As for my motivation, I was part of the steering committee for the 2016 “Design Doraville” Comprehensive Plan, and the experience made me realize that now is a pivotal point for the future of the city. We have to remain true to the vision we crafted in that plan, keeping our focus on what’s best for Doraville in the long run.
Transportation improvements are the largest budget item currently facing the city, and I believe we should carefully prioritize our spending in this category. The ballot this November includes a referendum on whether to pass a 1% sales tax increase (SPLOST) that can be used for road repairs and other infrastructure improvements.
I have listened to our residents, and if this passes, we should use this money to address their top priorities: filling potholes, fixing sidewalks, and repaving roads. While traffic-calming devices are a “nice to have” (when designed well), they should only be constructed after these basic infrastructure needs are met, and only after input from the surrounding community.
It’s no secret that Georgia has room for improvement in terms of political corruption, as detailed on such sites as the Pulitzer Prize-winning Center for Public Integrity. If we can’t pass stronger pay-for-play rules on the state level, we can certainly try to address the issue on the municipal level.
I also believe that responding to Open Records Requests is an integral part of transparency in government. We should make the process of requesting records easy to understand, to complete, and to track. If we have nothing to hide, it shouldn’t be a big deal.
The City of Doraville already has a culturally diverse population and has historically welcomed foreign born entrepreneurs without hesitation. I don’t believe this has been a real problem in Doraville, and I will fight to keep this same inviting culture alive in our city government.
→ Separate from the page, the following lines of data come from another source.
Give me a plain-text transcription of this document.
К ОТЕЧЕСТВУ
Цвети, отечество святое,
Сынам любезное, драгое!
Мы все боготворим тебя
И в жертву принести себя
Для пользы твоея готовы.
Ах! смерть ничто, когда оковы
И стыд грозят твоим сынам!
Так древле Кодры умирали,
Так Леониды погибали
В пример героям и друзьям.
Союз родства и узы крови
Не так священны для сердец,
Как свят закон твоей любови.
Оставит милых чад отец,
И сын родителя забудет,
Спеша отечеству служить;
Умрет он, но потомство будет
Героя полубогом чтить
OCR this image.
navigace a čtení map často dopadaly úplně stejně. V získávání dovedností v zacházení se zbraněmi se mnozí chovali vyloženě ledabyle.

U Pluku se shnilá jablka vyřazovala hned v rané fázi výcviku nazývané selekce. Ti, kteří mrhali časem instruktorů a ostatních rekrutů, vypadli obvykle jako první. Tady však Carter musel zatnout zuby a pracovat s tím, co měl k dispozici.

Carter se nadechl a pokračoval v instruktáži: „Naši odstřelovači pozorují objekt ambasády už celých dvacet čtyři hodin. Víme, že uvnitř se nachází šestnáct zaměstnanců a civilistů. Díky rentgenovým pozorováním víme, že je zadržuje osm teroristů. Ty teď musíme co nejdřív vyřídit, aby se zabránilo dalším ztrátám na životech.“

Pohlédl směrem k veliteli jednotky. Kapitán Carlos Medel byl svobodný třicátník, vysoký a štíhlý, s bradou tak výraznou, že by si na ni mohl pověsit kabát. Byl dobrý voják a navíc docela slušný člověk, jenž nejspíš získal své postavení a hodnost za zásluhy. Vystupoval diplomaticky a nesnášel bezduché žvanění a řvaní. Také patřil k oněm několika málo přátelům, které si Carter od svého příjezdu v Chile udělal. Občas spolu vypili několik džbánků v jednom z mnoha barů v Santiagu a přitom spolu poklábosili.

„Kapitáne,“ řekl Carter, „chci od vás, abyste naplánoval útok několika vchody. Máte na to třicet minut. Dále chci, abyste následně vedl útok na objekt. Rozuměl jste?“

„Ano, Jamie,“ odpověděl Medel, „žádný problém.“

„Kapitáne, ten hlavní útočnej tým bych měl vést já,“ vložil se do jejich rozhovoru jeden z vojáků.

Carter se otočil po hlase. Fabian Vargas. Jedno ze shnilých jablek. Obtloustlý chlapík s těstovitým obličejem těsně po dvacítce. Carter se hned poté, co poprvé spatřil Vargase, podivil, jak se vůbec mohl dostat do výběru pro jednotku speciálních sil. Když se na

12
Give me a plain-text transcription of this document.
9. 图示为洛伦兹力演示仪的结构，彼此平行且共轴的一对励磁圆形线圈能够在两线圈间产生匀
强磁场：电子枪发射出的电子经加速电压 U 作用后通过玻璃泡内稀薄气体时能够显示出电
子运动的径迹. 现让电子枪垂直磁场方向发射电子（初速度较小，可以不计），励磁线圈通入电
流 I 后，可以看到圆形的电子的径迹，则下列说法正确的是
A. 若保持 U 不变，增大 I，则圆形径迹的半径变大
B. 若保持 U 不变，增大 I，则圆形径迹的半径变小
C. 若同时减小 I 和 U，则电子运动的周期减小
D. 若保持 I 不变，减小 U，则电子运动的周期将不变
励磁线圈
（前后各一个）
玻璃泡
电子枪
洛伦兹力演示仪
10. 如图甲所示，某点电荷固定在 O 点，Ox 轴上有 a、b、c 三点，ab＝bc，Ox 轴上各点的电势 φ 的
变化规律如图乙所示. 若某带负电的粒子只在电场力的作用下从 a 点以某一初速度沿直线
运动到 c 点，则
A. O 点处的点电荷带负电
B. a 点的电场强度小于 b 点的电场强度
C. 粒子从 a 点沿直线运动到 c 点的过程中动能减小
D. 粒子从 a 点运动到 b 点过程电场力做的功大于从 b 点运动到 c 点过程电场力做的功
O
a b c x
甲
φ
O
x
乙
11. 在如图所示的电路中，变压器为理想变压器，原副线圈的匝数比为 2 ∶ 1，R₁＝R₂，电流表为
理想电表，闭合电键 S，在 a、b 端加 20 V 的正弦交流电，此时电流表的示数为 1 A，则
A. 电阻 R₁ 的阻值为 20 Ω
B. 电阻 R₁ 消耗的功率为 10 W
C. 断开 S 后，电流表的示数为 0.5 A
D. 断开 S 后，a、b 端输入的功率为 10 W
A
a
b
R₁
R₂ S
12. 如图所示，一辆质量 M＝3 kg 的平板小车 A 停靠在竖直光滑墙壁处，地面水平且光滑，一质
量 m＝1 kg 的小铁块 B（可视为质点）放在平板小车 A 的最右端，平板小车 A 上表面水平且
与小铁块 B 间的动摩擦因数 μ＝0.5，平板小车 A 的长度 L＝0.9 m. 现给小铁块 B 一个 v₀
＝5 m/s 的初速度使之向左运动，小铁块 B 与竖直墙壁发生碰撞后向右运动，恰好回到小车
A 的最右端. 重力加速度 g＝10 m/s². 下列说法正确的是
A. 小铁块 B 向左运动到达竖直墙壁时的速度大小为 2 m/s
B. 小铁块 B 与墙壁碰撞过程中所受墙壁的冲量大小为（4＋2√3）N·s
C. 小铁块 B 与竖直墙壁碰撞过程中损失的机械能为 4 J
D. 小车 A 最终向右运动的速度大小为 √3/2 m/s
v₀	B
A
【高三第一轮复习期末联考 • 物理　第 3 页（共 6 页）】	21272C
Around 2009, Doraville started requiring LEED certification in all new building construction, but this requirement for environmentally responsible construction was unfortunately rolled back in 2016. I believe this was a mistake, and instead of removing the requirement, we should address the reasons why the city decided to remove it.
It goes without saying that I would support reinstating this requirement, which Chamblee and Decatur both have as part of their building code. The LEED certification is not a barrier to quality developers and shows that the city is serious about its commitment to environmentally conscious development.